There’s some more back and forth between the characters’ storylines, and the audience now knows that Kat and Rose’s story comes first. In the second section featuring Kat and Rose, Kat continues to be creepy. She tells Rose twice, “You smell pretty.” We see Kat’s calendar marked with winter break and then there’s a big heart drawn over February 14 earlier in the month. An alternate title for the movie is actually February, what I think of as the bleakest month in some parts of the United States. But the heart makes me think that maybe Kat was trying to flirt with Rose? I don’t know—there’s not much to work with here.
Through Kat’s perspective, the audience sees a black-horned shape that haunts her in nearly every scene. When she tries to call her family, she gets a disembodied voice telling her to kill everyone. The nuns, Rose, and Kat sit down for lunch, and Kat has a breakdown that ends in a murderous rampage. She turns up Ed Kemper–style in front of the furnace in the basement boiler room and is shot by a frightened cop.
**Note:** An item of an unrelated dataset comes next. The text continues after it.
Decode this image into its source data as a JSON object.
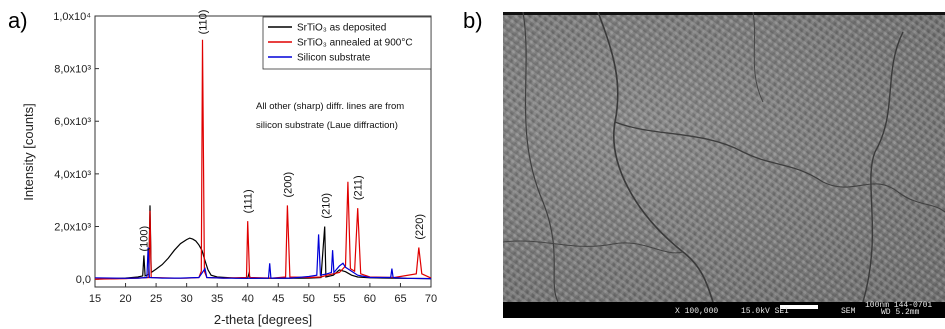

After this, we’re back to Joan’s storyline, and going by the prominent bullet scar on her body, I’m guessing she’s supposed to be Kat. I’m not sure if the Joan section makes much sense to me. I can see similarities in the hair, but the two actresses appear to be around the same age so the difference in the timeline doesn’t gel for me. But I understand the impulse to try and tie the story up neatly. A lot of this movie left me cold, and I don’t think it was just the rainy day. I liked the puzzling little details that seemed to fit together neatly by the end of the movie, but I couldn’t really find much heart pumping the story along. This was the first feature film by director Oz Perkins, who comes from quite a horror pedigree as he’s the son of Anthony Perkins. He’s also directed I Am the Pretty Thing That Lives in the House and Gretel & Hansel. I quite liked the retelling of Gretel & Hansel; it was so atmospheric and gothic and real feminist horror, I thought. But I haven’t yet seen I Am the Pretty Thing That Lives in the House. Maybe I’ll slate it for later in the month, on the days when I’m traveling. I like it that Perkins has chosen to do horror focusing on women’s stories and want to see how he further develops.